Tip - HttpUtility.UrlEncode vs WebUtility.UrlEncode
[C#, .NET, Tips]
In this world of websites and APIs you will invariably be called upon to build URLs, either manually or through code.
For example, a google search typically looks like this:
https://www.google.com/search?q=wildife
The interesting stuff is after the q=
(There’s some other stuff but I have trimmed that for simplicity.)
If you were to build a query programatically and then search, you would likely do it like so:
var client = new HttpClient();
var response = await client.GetStringAsync("https://www.google.com/search?q=wildife");
Console.WriteLine(response);
This will print the results to the console.
The challenge comes when you want to search something like ng'ang'a
The apostrophe '
is not in fact a valid character for a URL.
You will need to convert it to the appropriate encoding for a URL, which happens to be the string %27
.
So the URL should be like so:
https://www.google.com/search?q=ng%27an%27a
The question becomes how do we know that '
is %27 and a space is %20?
We don’t need to.
There is a class that helps with this - the HttpUtility class.
Within this class is a UrlEnocode method.
So your code becomes this:
var query = "ng'ang'a";
var encodedQuery = HttpUtility.UrlEncode(query);
Log.Information("{query} has been encoded to {result}", query, encodedQuery);
var client = new HttpClient();
var response = await client.GetStringAsync($"https://www.google.com/search?q={encodedQuery}");
Console.WriteLine(response);
If you run this code, just before the results you should see a line like this:
[17:15:53 INF] ng'ang'a has been encoded to ng%27ang%27a
To move the other way from encoded text to the actual text, there is a reverse method - HttpUtility.UrlDecode.
So I have been using this class for years until the other day during a design session when this very problem came up and a team member responded saying “Use the WebUtility class.”
This class was not familiar to me, so off to the documentation I went.
On the surface it appears identical to HttpUtility
. It even has UrlEncode and UrlDecode methods that function the same.
Or do they?
Let us use a more robust query:
var query = "!@#$%^&*()_+|}{:?><";
var httpEncoded = HttpUtility.UrlEncode(query);
var webEncoded = WebUtility.UrlEncode(query);
Console.WriteLine(httpEncoded);
Console.Write(webEncoded);
If we run this we get the following result:
!%40%23%24%25%5e%26*()_%2b%7c%7d%7b%3a%3f%3e%3c
!%40%23%24%25%5E%26*()_%2B%7C%7D%7B%3A%3F%3E%3C
These look the same.
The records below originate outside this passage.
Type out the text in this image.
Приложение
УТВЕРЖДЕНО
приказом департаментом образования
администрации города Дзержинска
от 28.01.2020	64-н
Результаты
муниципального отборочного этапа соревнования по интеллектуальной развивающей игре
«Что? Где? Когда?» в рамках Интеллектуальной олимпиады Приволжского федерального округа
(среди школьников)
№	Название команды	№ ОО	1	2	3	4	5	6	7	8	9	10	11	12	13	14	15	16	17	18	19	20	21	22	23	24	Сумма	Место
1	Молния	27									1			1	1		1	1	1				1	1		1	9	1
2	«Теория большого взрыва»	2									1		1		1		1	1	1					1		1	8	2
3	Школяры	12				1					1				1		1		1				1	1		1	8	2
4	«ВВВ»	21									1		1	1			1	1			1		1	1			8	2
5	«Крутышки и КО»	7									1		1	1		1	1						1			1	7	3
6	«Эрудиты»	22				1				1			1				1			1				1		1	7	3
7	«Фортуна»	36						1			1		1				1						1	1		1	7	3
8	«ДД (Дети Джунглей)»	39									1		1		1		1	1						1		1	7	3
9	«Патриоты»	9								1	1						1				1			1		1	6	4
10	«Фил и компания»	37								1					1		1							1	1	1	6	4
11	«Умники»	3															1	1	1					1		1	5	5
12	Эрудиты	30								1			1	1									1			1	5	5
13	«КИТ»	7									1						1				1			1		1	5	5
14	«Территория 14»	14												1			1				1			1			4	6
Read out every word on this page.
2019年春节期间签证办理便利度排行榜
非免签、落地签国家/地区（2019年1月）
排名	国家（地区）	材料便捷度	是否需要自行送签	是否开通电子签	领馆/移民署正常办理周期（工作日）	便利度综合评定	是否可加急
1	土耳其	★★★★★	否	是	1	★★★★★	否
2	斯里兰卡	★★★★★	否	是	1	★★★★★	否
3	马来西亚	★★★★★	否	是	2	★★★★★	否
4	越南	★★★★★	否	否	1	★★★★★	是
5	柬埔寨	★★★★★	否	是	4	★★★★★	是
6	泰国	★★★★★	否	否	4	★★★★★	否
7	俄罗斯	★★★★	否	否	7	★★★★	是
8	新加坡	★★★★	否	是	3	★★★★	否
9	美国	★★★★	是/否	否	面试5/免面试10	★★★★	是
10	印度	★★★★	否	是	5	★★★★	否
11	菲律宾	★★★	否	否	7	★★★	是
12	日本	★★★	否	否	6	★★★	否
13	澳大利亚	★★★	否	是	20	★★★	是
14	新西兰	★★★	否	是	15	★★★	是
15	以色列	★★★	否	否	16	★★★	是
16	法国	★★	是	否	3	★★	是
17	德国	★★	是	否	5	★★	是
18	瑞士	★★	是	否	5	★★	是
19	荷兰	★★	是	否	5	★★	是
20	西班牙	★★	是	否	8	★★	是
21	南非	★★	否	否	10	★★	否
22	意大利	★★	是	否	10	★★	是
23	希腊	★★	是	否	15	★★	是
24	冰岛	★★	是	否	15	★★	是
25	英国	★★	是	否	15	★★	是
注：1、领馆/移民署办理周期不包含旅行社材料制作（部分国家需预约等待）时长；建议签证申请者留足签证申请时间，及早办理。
BUT THEY AREN’T.
We need to do do a diff to see:
Using Winmerge for both results I get the following:
The values
may be the same, but the cases
are not. WebUtility
appears to uppercase the encoded values whereas HttpUtility
appears to lowercase them.
Both will decode to the same value, so there is no concern about that.
However if you have any unit tests and for whatever reason you are using both classes in your code, you might find the tests failing due to differences in the encoded values.
Which begs the question of why are there two classes essentially doing the same thing at all?
HttpUtility
is in the System.Web
namespace, which you will have to include from System.Web.HttpUtility.dll
. This comes for free if you are building a web or an API application. If you are building a console, class library or desktop application, you will need to explicitly add it to you project references.
WebUtility
is in the System.Net
namespace, which is in System.Runtime.dll
so you don’t need to include any additional DLLs into your project regardless of type.
In fact the documentation for HttpUtility
explicitly informs you of the same:
Ok, so why wasn’t HttpUtility
dropped and all applications use WebUtility
?
I would imagine the issue here would be backward compatibility.
HttpUtility
has been part of the .NET Framework from version 1 - the very beginning.
WebUtility
is a younger member of the family.
Happy hacking!